Luego se oye un débil silbido, que puede recordar a los inicios de una pulmonía, mamá ha dejado de hablar.
La conversación ha terminado pero aún oigo el eco de unas voces masculinas.
– ¿Sigue encendido el móvil? -pregunta alguien.
– Se ha ido, se acabó -se oye decir a otra voz.
Después, alguien coge el móvil.
– ¿Hola? ¿Hay alguien ahí? -pregunta.
No digo nada.
– Ha colgado -se oye al otro lado.
– Ha llegado el coche de bomberos -se oye decir a otra voz.
– No conseguimos llegar hasta ella con las tenazas mientras seguía con vida, y pudimos hacer muy poco -dice uno de los de urgencias médicas, que comprende perfectamente que yo quiera saber más-. Pero vimos que estaba hablando por el móvil, lo que realmente resultaba increíble, por la gravedad de sus heridas, pobre mujer, estaba tragando sangre constantemente. No había esperanza alguna, no podría sobrevivir ni siquiera el tiempo suficiente para que la excarcelaran de los restos del coche.

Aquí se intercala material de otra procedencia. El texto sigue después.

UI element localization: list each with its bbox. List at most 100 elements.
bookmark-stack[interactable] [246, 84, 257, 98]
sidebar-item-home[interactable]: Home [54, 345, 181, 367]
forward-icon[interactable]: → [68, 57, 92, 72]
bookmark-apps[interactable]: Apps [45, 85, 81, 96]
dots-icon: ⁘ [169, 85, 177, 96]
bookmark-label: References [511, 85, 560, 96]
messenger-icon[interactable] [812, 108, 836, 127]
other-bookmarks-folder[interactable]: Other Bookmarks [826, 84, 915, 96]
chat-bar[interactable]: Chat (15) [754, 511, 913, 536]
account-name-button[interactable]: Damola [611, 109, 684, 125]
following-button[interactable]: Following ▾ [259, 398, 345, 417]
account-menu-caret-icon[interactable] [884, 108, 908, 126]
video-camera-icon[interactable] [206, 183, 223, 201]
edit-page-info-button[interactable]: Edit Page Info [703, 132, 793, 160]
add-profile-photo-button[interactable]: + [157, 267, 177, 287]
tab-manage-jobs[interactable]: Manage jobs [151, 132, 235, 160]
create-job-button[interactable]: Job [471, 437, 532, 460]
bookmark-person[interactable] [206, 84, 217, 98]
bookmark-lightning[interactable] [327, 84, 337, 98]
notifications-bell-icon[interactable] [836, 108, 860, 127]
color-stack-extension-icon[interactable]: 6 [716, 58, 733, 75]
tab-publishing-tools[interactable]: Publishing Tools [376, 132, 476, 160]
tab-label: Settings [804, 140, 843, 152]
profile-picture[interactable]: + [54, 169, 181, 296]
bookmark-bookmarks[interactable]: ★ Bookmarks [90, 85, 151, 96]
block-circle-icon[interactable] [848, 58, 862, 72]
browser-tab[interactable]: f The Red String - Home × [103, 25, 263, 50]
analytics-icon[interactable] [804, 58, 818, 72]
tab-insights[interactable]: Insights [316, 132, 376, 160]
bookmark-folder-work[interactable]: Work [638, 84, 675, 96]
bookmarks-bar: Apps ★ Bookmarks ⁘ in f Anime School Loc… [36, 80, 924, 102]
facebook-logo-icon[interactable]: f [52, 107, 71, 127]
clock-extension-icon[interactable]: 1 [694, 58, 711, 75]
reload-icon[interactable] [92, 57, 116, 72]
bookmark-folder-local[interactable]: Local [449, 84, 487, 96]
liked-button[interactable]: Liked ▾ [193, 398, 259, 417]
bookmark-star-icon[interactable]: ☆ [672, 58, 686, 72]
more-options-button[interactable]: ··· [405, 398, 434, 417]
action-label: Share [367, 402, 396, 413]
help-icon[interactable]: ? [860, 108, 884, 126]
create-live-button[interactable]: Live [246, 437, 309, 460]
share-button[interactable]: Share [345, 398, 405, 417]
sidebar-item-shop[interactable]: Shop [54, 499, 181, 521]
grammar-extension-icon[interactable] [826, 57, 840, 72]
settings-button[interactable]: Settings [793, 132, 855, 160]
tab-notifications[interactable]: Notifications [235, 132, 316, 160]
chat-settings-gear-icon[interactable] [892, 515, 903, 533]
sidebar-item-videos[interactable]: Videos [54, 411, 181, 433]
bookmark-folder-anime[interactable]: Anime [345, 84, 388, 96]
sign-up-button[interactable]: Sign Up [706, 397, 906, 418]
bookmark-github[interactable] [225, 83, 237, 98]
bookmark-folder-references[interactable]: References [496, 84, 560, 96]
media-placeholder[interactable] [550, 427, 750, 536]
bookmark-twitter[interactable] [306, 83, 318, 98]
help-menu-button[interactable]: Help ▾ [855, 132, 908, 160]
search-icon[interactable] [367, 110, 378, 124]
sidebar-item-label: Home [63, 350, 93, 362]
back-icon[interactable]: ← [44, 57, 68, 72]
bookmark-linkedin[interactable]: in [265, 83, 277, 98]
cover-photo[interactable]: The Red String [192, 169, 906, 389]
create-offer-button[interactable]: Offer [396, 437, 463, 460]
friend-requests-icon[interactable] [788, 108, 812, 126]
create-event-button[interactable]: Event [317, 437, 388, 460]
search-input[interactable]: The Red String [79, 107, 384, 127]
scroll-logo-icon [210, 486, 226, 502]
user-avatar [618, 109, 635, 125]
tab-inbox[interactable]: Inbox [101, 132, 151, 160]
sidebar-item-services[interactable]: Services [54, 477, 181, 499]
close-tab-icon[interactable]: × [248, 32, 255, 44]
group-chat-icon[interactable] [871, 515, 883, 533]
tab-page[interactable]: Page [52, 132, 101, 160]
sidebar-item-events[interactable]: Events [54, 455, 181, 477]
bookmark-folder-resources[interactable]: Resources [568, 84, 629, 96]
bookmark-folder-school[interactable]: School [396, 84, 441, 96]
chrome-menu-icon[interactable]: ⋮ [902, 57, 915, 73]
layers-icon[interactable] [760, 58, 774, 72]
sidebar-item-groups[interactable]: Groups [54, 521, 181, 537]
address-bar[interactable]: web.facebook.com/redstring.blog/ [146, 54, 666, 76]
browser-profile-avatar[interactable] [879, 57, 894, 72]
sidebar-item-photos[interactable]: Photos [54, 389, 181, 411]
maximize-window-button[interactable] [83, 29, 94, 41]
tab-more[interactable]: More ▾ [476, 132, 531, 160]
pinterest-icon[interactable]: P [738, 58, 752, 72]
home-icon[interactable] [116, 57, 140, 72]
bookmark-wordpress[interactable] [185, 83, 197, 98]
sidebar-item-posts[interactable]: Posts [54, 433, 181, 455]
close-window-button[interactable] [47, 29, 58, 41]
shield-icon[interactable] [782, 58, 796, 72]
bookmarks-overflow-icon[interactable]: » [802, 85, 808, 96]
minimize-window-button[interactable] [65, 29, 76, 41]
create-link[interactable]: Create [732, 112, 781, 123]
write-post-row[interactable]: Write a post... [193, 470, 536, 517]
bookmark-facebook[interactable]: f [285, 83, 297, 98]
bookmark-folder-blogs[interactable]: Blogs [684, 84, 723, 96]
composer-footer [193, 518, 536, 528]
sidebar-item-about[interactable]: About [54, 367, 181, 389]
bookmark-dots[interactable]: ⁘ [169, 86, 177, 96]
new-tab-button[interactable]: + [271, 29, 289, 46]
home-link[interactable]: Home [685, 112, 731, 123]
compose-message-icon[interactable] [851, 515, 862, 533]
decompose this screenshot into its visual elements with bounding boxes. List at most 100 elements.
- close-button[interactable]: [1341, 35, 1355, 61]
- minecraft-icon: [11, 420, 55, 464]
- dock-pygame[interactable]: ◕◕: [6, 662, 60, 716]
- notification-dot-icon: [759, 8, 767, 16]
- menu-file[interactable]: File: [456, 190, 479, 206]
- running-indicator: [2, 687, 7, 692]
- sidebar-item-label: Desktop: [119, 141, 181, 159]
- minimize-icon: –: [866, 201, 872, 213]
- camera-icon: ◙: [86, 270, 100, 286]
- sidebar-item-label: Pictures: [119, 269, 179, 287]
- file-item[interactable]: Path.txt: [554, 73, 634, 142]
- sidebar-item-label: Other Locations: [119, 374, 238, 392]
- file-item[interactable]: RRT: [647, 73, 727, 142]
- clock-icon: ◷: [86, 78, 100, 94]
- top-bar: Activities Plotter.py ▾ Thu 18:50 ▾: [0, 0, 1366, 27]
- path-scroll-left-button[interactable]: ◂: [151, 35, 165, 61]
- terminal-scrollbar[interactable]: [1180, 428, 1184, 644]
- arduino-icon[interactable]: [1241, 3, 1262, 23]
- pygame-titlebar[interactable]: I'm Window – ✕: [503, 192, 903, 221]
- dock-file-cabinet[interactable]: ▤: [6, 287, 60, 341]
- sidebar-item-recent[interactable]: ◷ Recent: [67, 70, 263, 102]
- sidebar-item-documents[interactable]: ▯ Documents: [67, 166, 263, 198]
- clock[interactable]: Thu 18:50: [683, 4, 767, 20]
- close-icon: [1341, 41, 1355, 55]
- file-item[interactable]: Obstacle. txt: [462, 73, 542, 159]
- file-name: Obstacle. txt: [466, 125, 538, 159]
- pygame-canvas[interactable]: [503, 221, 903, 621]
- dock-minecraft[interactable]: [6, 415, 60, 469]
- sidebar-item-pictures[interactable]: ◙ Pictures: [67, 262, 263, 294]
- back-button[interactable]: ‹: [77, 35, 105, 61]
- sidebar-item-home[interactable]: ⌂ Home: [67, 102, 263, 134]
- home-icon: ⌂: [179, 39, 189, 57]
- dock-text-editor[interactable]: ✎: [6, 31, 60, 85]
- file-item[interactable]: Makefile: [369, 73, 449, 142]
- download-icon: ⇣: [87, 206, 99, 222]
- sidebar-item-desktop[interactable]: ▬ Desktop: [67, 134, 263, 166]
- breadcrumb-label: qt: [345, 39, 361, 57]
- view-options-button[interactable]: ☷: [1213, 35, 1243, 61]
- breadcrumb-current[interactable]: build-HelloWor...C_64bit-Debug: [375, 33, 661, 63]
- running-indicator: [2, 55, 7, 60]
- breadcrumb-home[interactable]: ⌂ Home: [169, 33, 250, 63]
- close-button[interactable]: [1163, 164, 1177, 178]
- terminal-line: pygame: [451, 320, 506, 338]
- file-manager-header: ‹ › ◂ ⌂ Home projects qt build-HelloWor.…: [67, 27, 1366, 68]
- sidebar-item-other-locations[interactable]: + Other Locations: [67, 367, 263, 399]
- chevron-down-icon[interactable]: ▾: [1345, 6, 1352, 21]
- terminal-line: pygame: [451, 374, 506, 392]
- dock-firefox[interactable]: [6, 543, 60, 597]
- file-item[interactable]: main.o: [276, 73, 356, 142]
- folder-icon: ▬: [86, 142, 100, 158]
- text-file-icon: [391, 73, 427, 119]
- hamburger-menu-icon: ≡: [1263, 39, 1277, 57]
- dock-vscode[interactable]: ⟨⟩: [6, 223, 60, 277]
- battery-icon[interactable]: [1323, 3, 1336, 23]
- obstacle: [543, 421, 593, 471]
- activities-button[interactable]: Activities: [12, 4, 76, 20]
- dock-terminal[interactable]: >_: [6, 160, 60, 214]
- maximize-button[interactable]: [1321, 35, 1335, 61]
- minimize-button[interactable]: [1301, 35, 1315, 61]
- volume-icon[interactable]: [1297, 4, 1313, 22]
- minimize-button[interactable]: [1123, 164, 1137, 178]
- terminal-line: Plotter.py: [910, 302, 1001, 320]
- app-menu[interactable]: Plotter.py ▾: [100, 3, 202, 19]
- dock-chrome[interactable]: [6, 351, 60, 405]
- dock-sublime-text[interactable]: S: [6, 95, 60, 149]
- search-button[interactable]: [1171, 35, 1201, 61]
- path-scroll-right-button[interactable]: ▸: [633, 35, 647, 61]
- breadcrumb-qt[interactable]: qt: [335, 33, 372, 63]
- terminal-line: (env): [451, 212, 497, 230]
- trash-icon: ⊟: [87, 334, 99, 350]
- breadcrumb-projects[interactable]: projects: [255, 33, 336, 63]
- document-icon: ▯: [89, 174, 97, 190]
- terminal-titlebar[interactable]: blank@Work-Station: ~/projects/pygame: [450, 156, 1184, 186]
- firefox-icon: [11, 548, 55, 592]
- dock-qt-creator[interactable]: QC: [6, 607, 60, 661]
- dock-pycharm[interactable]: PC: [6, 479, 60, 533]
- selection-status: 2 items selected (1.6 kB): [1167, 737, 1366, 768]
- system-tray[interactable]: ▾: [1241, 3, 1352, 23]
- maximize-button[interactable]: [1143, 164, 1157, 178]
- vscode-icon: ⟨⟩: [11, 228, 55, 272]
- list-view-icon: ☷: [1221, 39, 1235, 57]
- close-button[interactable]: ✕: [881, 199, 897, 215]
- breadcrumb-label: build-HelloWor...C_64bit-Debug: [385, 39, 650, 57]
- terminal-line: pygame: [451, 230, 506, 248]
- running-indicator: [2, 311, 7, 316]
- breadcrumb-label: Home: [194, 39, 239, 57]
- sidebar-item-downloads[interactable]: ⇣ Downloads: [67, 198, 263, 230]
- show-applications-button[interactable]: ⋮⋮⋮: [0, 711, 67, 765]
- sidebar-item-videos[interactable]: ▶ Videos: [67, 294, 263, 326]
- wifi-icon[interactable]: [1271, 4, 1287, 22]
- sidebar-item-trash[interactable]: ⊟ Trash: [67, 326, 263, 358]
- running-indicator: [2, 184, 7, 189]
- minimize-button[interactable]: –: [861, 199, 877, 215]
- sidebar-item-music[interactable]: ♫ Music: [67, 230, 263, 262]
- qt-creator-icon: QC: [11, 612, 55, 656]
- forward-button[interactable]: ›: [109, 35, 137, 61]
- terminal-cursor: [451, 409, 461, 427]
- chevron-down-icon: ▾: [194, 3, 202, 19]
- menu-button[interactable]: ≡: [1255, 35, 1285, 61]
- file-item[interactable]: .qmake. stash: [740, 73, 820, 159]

Nos entregaron sus ropas y las gafas en una bolsa, junto con las bayas que había recogido y algunas otras cosas que llevaba en el coche. Las gafas estaban ensangrentadas y ambos cristales estaban hechos añicos, una de las patillas estaba curvada hacia atrás en un ángulo de noventa grados.
Papá y yo discutimos sobre las flores que pondríamos en el ataúd. Yo quería flores sacadas de la naturaleza, reinas de los prados, perifollos, geranios silvestres, ranúnculos, pies de león, pero papá pensaba en flores más nobles, compradas en una tienda, sobre todo rosas importadas. Al final cedió y dejó en manos de su hijo todo lo referente a la decoración floral.